Sponsored by Jamie Raskin (D-MD)
What it does
The 9-8-8 Connect Act would make changes to the 988 Suicide and Crisis Lifeline, the three-digit mental health emergency number established in 2020. Based on the bill's title and category, it would likely address connectivity requirements, routing standards, or access expansions for the 988 system — such as ensuring calls are answered locally, improving response times, or extending access to specific populations. The full mechanical details are not available from the bill text provided, as the legislation is currently in committee with only its title on record.
Who benefits
Individuals experiencing mental health crises or suicidal ideation who contact the 988 Lifeline.
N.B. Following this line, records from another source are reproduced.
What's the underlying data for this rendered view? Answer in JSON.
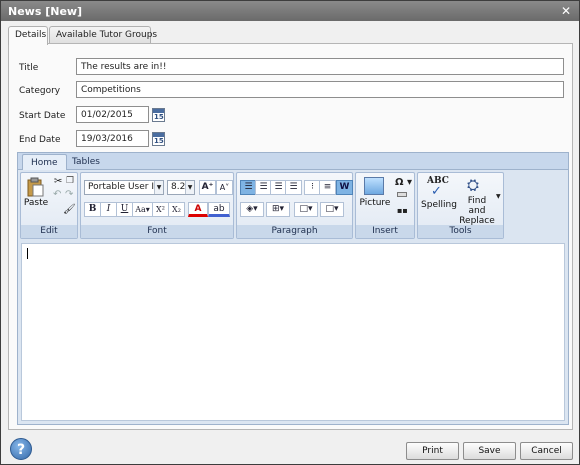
{
  "window": {
    "title": "News [New]",
    "close_glyph": "✕"
  },
  "tabs": [
    "Details",
    "Available Tutor Groups"
  ],
  "form": {
    "title_label": "Title",
    "title_value": "The results are in!!",
    "category_label": "Category",
    "category_value": "Competitions",
    "start_label": "Start Date",
    "start_value": "01/02/2015",
    "end_label": "End Date",
    "end_value": "19/03/2016",
    "calendar_num": "15"
  },
  "ribbon": {
    "tabs": [
      "Home",
      "Tables"
    ],
    "groups": {
      "edit": "Edit",
      "font": "Font",
      "paragraph": "Paragraph",
      "insert": "Insert",
      "tools": "Tools"
    },
    "paste_label": "Paste",
    "font_name": "Portable User In",
    "font_size": "8.2",
    "picture_label": "Picture",
    "spelling_label": "Spelling",
    "find_label_1": "Find and",
    "find_label_2": "Replace",
    "spelling_icon_text": "ABC",
    "glyphs": {
      "bold": "B",
      "italic": "I",
      "underline": "U",
      "case": "Aa▾",
      "super": "X²",
      "sub": "X₂",
      "grow": "A⁺",
      "shrink": "A˅",
      "fontcolor": "A",
      "omega": "Ω ▾",
      "w": "W"
    }
  },
  "footer": {
    "help": "?",
    "print": "Print",
    "save": "Save",
    "cancel": "Cancel"
  }
}
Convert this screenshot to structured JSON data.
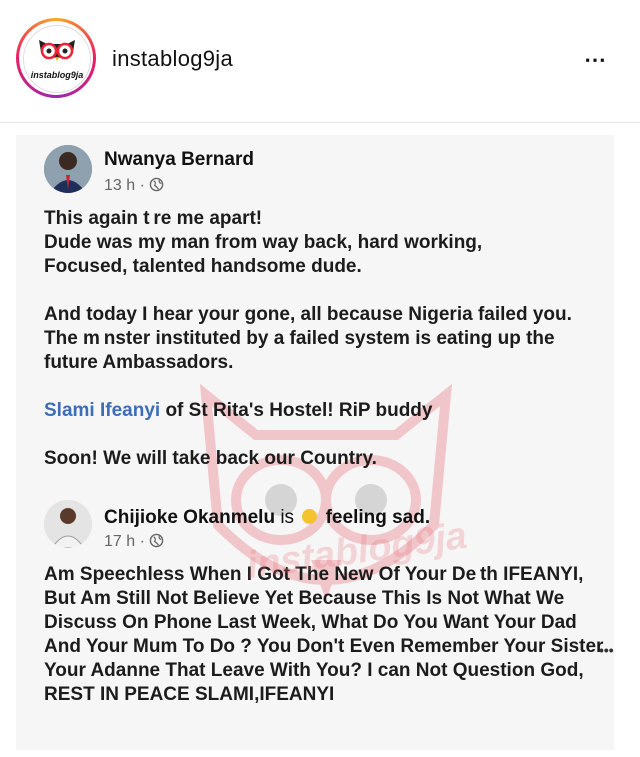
{
  "instagram": {
    "username": "instablog9ja",
    "avatar_label": "instablog9ja",
    "more_icon": "⋯"
  },
  "post1": {
    "author": "Nwanya Bernard",
    "meta": "13 h ·",
    "line1": "This again t re me apart!",
    "line2": "Dude was my man from way back, hard working,",
    "line3": "Focused, talented handsome dude.",
    "para2": "And today I hear your gone, all because Nigeria failed you. The m nster instituted by a failed system is eating up the future Ambassadors.",
    "tag_name": "Slami Ifeanyi",
    "tag_rest": " of St Rita's Hostel! RiP buddy",
    "closing": "Soon! We will take back our Country."
  },
  "post2": {
    "author": "Chijioke Okanmelu",
    "is": " is ",
    "feeling": " feeling sad.",
    "meta": "17 h ·",
    "more_icon": "•••",
    "body": "Am Speechless When I Got The New Of Your De th IFEANYI, But Am Still Not Believe Yet Because This Is Not What We Discuss On Phone Last Week, What Do You Want Your Dad And Your Mum To Do ? You Don't Even Remember Your Sister Your Adanne That Leave With You? I can Not Question God,",
    "last": "REST IN PEACE SLAMI,IFEANYI"
  },
  "watermark_text": "instablog9ja",
  "colors": {
    "link": "#3b6eb6",
    "watermark": "#e8707a"
  }
}
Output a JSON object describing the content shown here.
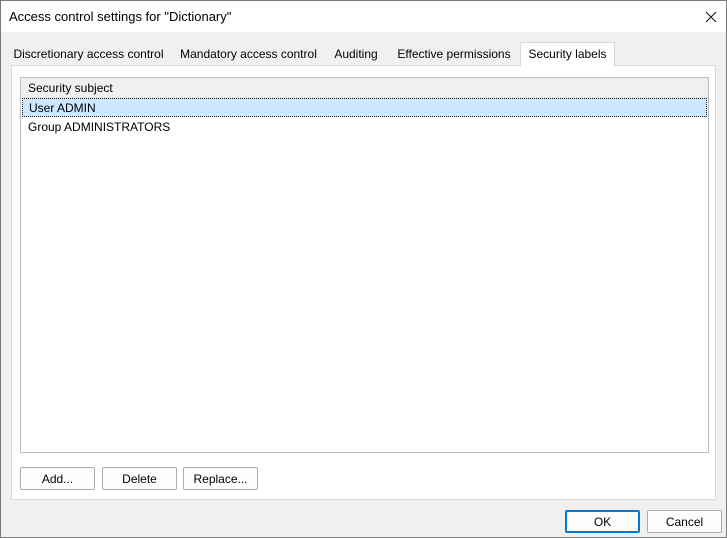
{
  "window": {
    "title": "Access control settings for \"Dictionary\""
  },
  "tabs": [
    {
      "label": "Discretionary access control"
    },
    {
      "label": "Mandatory access control"
    },
    {
      "label": "Auditing"
    },
    {
      "label": "Effective permissions"
    },
    {
      "label": "Security labels",
      "active": true
    }
  ],
  "subjects": {
    "column_header": "Security subject",
    "rows": [
      {
        "label": "User ADMIN",
        "selected": true
      },
      {
        "label": "Group ADMINISTRATORS",
        "selected": false
      }
    ]
  },
  "actions": {
    "add": "Add...",
    "delete": "Delete",
    "replace": "Replace..."
  },
  "footer": {
    "ok": "OK",
    "cancel": "Cancel"
  },
  "colors": {
    "selection": "#cce8ff",
    "default_button_border": "#0078d7"
  },
  "icons": {
    "close": "close-icon"
  }
}
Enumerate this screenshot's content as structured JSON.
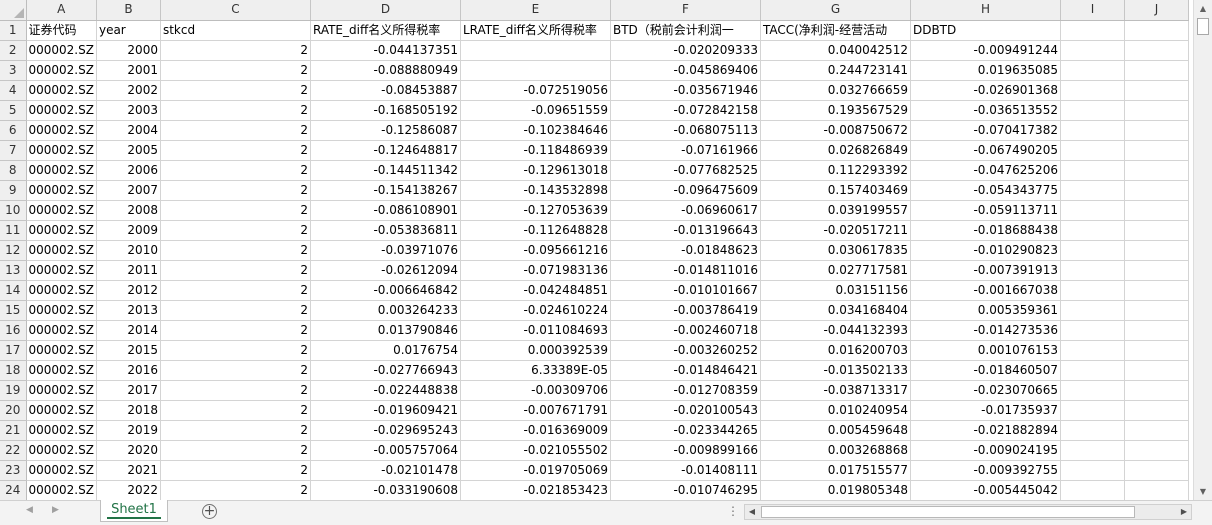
{
  "columns": [
    "A",
    "B",
    "C",
    "D",
    "E",
    "F",
    "G",
    "H",
    "I",
    "J"
  ],
  "header_row": {
    "num": "1",
    "A": "证券代码",
    "B": "year",
    "C": "stkcd",
    "D": "RATE_diff名义所得税率",
    "E": "LRATE_diff名义所得税率",
    "F": "BTD（税前会计利润一",
    "G": "TACC(净利润-经营活动",
    "H": "DDBTD"
  },
  "rows": [
    {
      "num": "2",
      "A": "000002.SZ",
      "B": "2000",
      "C": "2",
      "D": "-0.044137351",
      "E": "",
      "F": "-0.020209333",
      "G": "0.040042512",
      "H": "-0.009491244"
    },
    {
      "num": "3",
      "A": "000002.SZ",
      "B": "2001",
      "C": "2",
      "D": "-0.088880949",
      "E": "",
      "F": "-0.045869406",
      "G": "0.244723141",
      "H": "0.019635085"
    },
    {
      "num": "4",
      "A": "000002.SZ",
      "B": "2002",
      "C": "2",
      "D": "-0.08453887",
      "E": "-0.072519056",
      "F": "-0.035671946",
      "G": "0.032766659",
      "H": "-0.026901368"
    },
    {
      "num": "5",
      "A": "000002.SZ",
      "B": "2003",
      "C": "2",
      "D": "-0.168505192",
      "E": "-0.09651559",
      "F": "-0.072842158",
      "G": "0.193567529",
      "H": "-0.036513552"
    },
    {
      "num": "6",
      "A": "000002.SZ",
      "B": "2004",
      "C": "2",
      "D": "-0.12586087",
      "E": "-0.102384646",
      "F": "-0.068075113",
      "G": "-0.008750672",
      "H": "-0.070417382"
    },
    {
      "num": "7",
      "A": "000002.SZ",
      "B": "2005",
      "C": "2",
      "D": "-0.124648817",
      "E": "-0.118486939",
      "F": "-0.07161966",
      "G": "0.026826849",
      "H": "-0.067490205"
    },
    {
      "num": "8",
      "A": "000002.SZ",
      "B": "2006",
      "C": "2",
      "D": "-0.144511342",
      "E": "-0.129613018",
      "F": "-0.077682525",
      "G": "0.112293392",
      "H": "-0.047625206"
    },
    {
      "num": "9",
      "A": "000002.SZ",
      "B": "2007",
      "C": "2",
      "D": "-0.154138267",
      "E": "-0.143532898",
      "F": "-0.096475609",
      "G": "0.157403469",
      "H": "-0.054343775"
    },
    {
      "num": "10",
      "A": "000002.SZ",
      "B": "2008",
      "C": "2",
      "D": "-0.086108901",
      "E": "-0.127053639",
      "F": "-0.06960617",
      "G": "0.039199557",
      "H": "-0.059113711"
    },
    {
      "num": "11",
      "A": "000002.SZ",
      "B": "2009",
      "C": "2",
      "D": "-0.053836811",
      "E": "-0.112648828",
      "F": "-0.013196643",
      "G": "-0.020517211",
      "H": "-0.018688438"
    },
    {
      "num": "12",
      "A": "000002.SZ",
      "B": "2010",
      "C": "2",
      "D": "-0.03971076",
      "E": "-0.095661216",
      "F": "-0.01848623",
      "G": "0.030617835",
      "H": "-0.010290823"
    },
    {
      "num": "13",
      "A": "000002.SZ",
      "B": "2011",
      "C": "2",
      "D": "-0.02612094",
      "E": "-0.071983136",
      "F": "-0.014811016",
      "G": "0.027717581",
      "H": "-0.007391913"
    },
    {
      "num": "14",
      "A": "000002.SZ",
      "B": "2012",
      "C": "2",
      "D": "-0.006646842",
      "E": "-0.042484851",
      "F": "-0.010101667",
      "G": "0.03151156",
      "H": "-0.001667038"
    },
    {
      "num": "15",
      "A": "000002.SZ",
      "B": "2013",
      "C": "2",
      "D": "0.003264233",
      "E": "-0.024610224",
      "F": "-0.003786419",
      "G": "0.034168404",
      "H": "0.005359361"
    },
    {
      "num": "16",
      "A": "000002.SZ",
      "B": "2014",
      "C": "2",
      "D": "0.013790846",
      "E": "-0.011084693",
      "F": "-0.002460718",
      "G": "-0.044132393",
      "H": "-0.014273536"
    },
    {
      "num": "17",
      "A": "000002.SZ",
      "B": "2015",
      "C": "2",
      "D": "0.0176754",
      "E": "0.000392539",
      "F": "-0.003260252",
      "G": "0.016200703",
      "H": "0.001076153"
    },
    {
      "num": "18",
      "A": "000002.SZ",
      "B": "2016",
      "C": "2",
      "D": "-0.027766943",
      "E": "6.33389E-05",
      "F": "-0.014846421",
      "G": "-0.013502133",
      "H": "-0.018460507"
    },
    {
      "num": "19",
      "A": "000002.SZ",
      "B": "2017",
      "C": "2",
      "D": "-0.022448838",
      "E": "-0.00309706",
      "F": "-0.012708359",
      "G": "-0.038713317",
      "H": "-0.023070665"
    },
    {
      "num": "20",
      "A": "000002.SZ",
      "B": "2018",
      "C": "2",
      "D": "-0.019609421",
      "E": "-0.007671791",
      "F": "-0.020100543",
      "G": "0.010240954",
      "H": "-0.01735937"
    },
    {
      "num": "21",
      "A": "000002.SZ",
      "B": "2019",
      "C": "2",
      "D": "-0.029695243",
      "E": "-0.016369009",
      "F": "-0.023344265",
      "G": "0.005459648",
      "H": "-0.021882894"
    },
    {
      "num": "22",
      "A": "000002.SZ",
      "B": "2020",
      "C": "2",
      "D": "-0.005757064",
      "E": "-0.021055502",
      "F": "-0.009899166",
      "G": "0.003268868",
      "H": "-0.009024195"
    },
    {
      "num": "23",
      "A": "000002.SZ",
      "B": "2021",
      "C": "2",
      "D": "-0.02101478",
      "E": "-0.019705069",
      "F": "-0.01408111",
      "G": "0.017515577",
      "H": "-0.009392755"
    },
    {
      "num": "24",
      "A": "000002.SZ",
      "B": "2022",
      "C": "2",
      "D": "-0.033190608",
      "E": "-0.021853423",
      "F": "-0.010746295",
      "G": "0.019805348",
      "H": "-0.005445042"
    }
  ],
  "sheet_tab": "Sheet1",
  "icons": {
    "add_sheet": "plus-circle-icon",
    "scroll_up": "triangle-up-icon",
    "scroll_down": "triangle-down-icon",
    "scroll_left": "triangle-left-icon",
    "scroll_right": "triangle-right-icon"
  },
  "colors": {
    "accent": "#217346",
    "header_bg": "#efefef",
    "grid": "#d4d4d4"
  }
}
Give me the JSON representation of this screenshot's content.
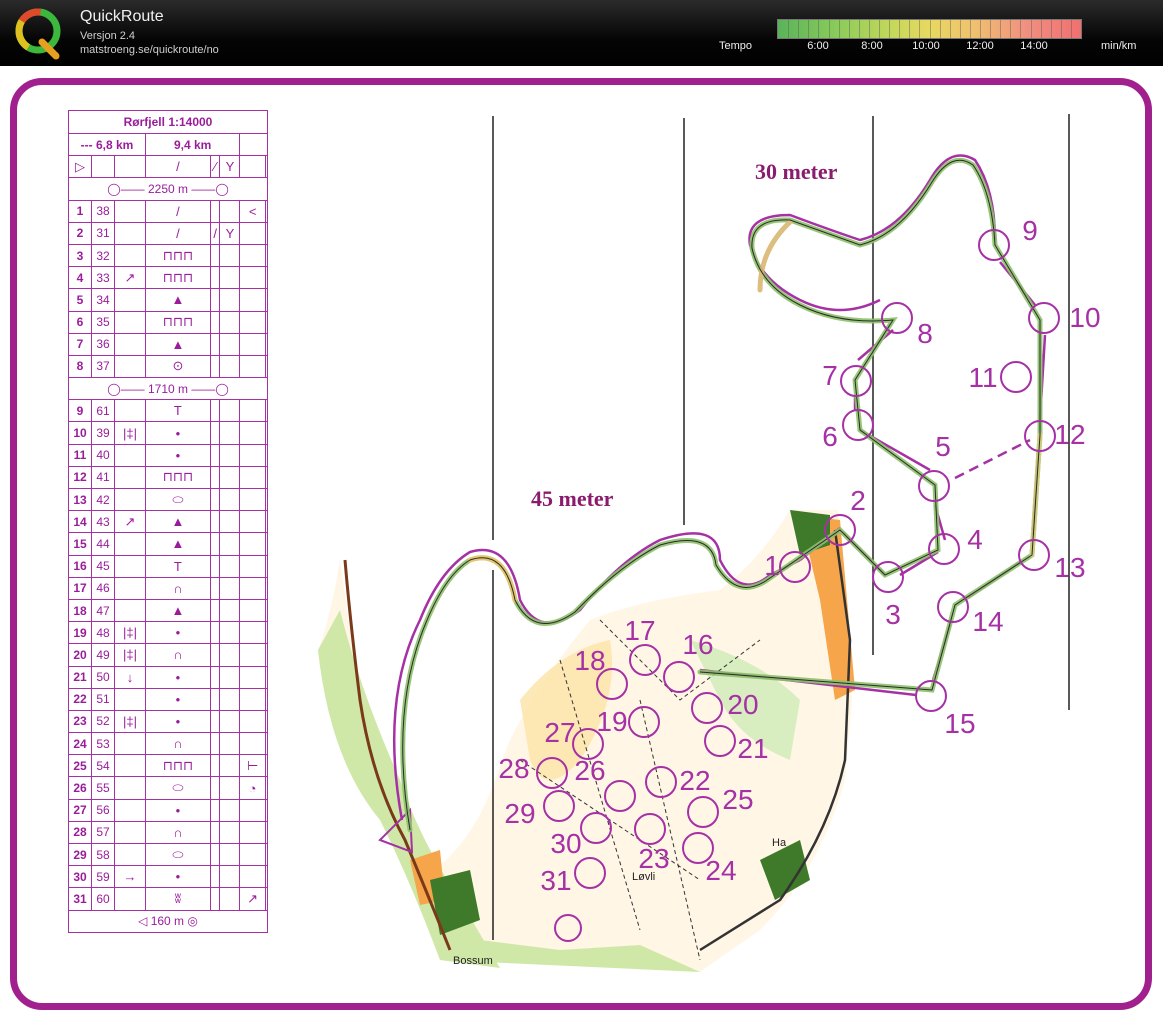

People in rural or underserved areas where call routing or local center capacity may be limited. Mental health crisis center operators who may receive additional funding or infrastructure support. Families and communities affected by suicide, which accounts for over 47,000 deaths annually in the U.S.
Who is hurt
Telecommunications carriers that may face new technical or compliance requirements to support 988 routing. State and local governments that could bear implementation or matching costs. Taxpayers who would fund any appropriations attached to the bill. Competing mental health funding priorities that may receive less attention or resources if this bill redirects focus.
Supporters argue
Supporters argue that the 988 system, launched in July 2022, has already handled millions of contacts but continues to face gaps in call answer rates, local routing failures, and uneven access — particularly in rural and low-income communities. They contend that targeted connectivity improvements would directly reduce preventable suicide deaths and mental health crises by ensuring people in distress can reliably reach trained counselors.
Opponents argue
Opponents argue that expanding 988 infrastructure without addressing chronic underfunding of the underlying crisis center workforce may create a system that routes more calls to centers already struggling with capacity and burnout. They contend that telecommunications mandates could impose compliance costs on carriers — particularly smaller rural providers — without a guaranteed improvement in clinical outcomes for callers.